Scaling a studio to meet demands across 20+ deliverable categories.
The legacy SLA used blanket 5, 10, and 15-day turnarounds regardless of deliverable complexity. Stakeholders could not plan launches against it, and the creative team could not defend workload when priorities collided. A new matrix put both sides on the same document.
The situation
BNY Mellon’s in-house creative team was operating on a legacy SLA with blanket 5-, 10-, and 15-day turnarounds regardless of what was being asked for. Stakeholders could not plan launches against that, because the team wasn’t able to defend their workload when priorities collided. And a significant portion of the catalog was quietly marked “custom,” which made working towards pre-established deadlines difficult.
What I built
I devised a fully rebuilt SLA matrix covering over 20 deliverable categories, standardizing briefing requirements, deliverable specs and delivery processes.

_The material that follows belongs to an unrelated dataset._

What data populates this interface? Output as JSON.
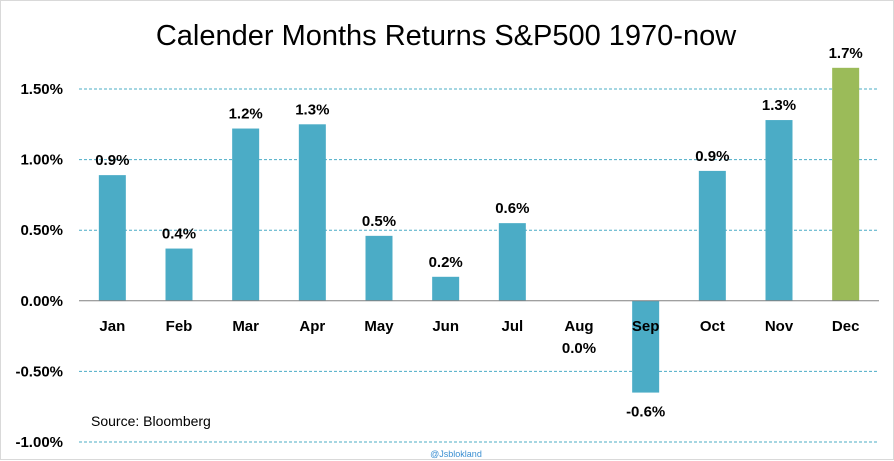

Furthermore, all incoming requests were triaged across two dimensions: new build versus update, standard versus urgent timing. Inside the creative team, each combination of deliverable type and matrix placement was mapped to a resource management logic that chose the right team member for the task automatically. Stakeholders could see a transparent, formula-based calculation of the expected delivery date for their request based on their selection of deliverable and placement on the matrix.1
The outcome
Most deliverable categories got faster. Several “15+ custom” categories got concrete defaults for the first time and were added to the catalog. Stakeholders could now plan ahead independently. Fewer tickets had to be negotiated, and on-time delivery greatly improved.
- Examples of deliverable categories: document tiers by page count, simple graphics, infographics, resize and retouch, digital signage, brand reviews, event branding, office branding, PowerPoint tiers, video edits by length, animation, copywriting tiers.